2. At what dose (mg/kg) is paracetamol toxic in children, and what determines individual susceptibility at that dose?
3. Why does the clinical presentation in Phases I and II NOT correlate with the severity of hepatic injury?
4. What does a plasma paracetamol level drawn at 3 hours post-ingestion tell you, and what does it NOT tell you?
5. What are the two mechanisms by which NAC prevents hepatotoxicity?
6. What clinical and biochemical criteria would prompt consideration of liver transplantation?

Self-check questions:

Q1: A child ingested paracetamol 18 hours ago. Her ALT is 3× upper limit of normal. Is it too late to give NAC?
→ No. While NAC is most effective within 8–10 hours, it is still indicated at 18 hours and even beyond in patients with evidence of evolving hepatotoxicity (rising transaminases). NAC improves hepatic blood flow and has antioxidant effects independent of glutathione replenishment. Start immediately.

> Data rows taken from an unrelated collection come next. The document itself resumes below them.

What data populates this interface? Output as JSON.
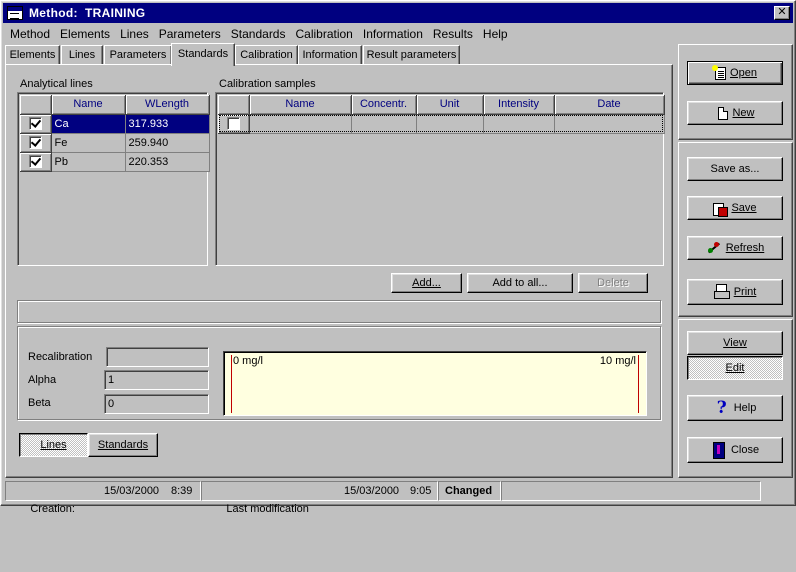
{
  "window": {
    "title": "Method:  TRAINING",
    "close_glyph": "✕"
  },
  "menu": [
    "Method",
    "Elements",
    "Lines",
    "Parameters",
    "Standards",
    "Calibration",
    "Information",
    "Results",
    "Help"
  ],
  "tabs": [
    {
      "label": "Elements",
      "active": false
    },
    {
      "label": "Lines",
      "active": false
    },
    {
      "label": "Parameters",
      "active": false
    },
    {
      "label": "Standards",
      "active": true
    },
    {
      "label": "Calibration",
      "active": false
    },
    {
      "label": "Information",
      "active": false
    },
    {
      "label": "Result parameters",
      "active": false
    }
  ],
  "analytical_lines": {
    "title": "Analytical lines",
    "columns": [
      "Name",
      "WLength"
    ],
    "rows": [
      {
        "checked": true,
        "name": "Ca",
        "wlength": "317.933",
        "selected": true
      },
      {
        "checked": true,
        "name": "Fe",
        "wlength": "259.940",
        "selected": false
      },
      {
        "checked": true,
        "name": "Pb",
        "wlength": "220.353",
        "selected": false
      }
    ]
  },
  "calibration_samples": {
    "title": "Calibration samples",
    "columns": [
      "Name",
      "Concentr.",
      "Unit",
      "Intensity",
      "Date"
    ],
    "rows": [
      {
        "checked": false,
        "name": "",
        "concentration": "",
        "unit": "",
        "intensity": "",
        "date": ""
      }
    ]
  },
  "sample_buttons": {
    "add": "Add...",
    "add_to_all": "Add to all...",
    "delete": "Delete"
  },
  "recalibration": {
    "recalibration_label": "Recalibration",
    "recalibration_value": "",
    "alpha_label": "Alpha",
    "alpha_value": "1",
    "beta_label": "Beta",
    "beta_value": "0",
    "range_min": "0 mg/l",
    "range_max": "10 mg/l"
  },
  "view_toggle": {
    "lines": "Lines",
    "standards": "Standards",
    "active": "Lines"
  },
  "side_buttons": {
    "open": "Open",
    "new": "New",
    "save_as": "Save as...",
    "save": "Save",
    "refresh": "Refresh",
    "print": "Print",
    "view": "View",
    "edit": "Edit",
    "help": "Help",
    "close": "Close"
  },
  "status": {
    "creation_label": "Creation:",
    "creation_date": "15/03/2000",
    "creation_time": "8:39",
    "modification_label": "Last modification",
    "modification_date": "15/03/2000",
    "modification_time": "9:05",
    "state": "Changed"
  },
  "colors": {
    "titlebar": "#000080",
    "face": "#c0c0c0",
    "selection": "#000080",
    "header_text": "#000080",
    "graph_bg": "#ffffe0",
    "graph_marker": "#c00000"
  }
}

Q2: Why is a plasma paracetamol level drawn at 2 hours not interpretable on the Rumack-Matthew nomogram?
→ Absorption may be incomplete at 2 hours; the level does not reflect the maximum blood concentration and cannot be meaningfully compared to the nomogram treatment line (validated for 4+ hours post-ingestion).

Q3: Which hepatic zone is most affected by NAPQI-mediated necrosis, and why?
→ Zone 3 (centrilobular/perivenular) — highest CYP2E1 concentration, lowest oxygen tension, most susceptible to oxidative mitochondrial injury.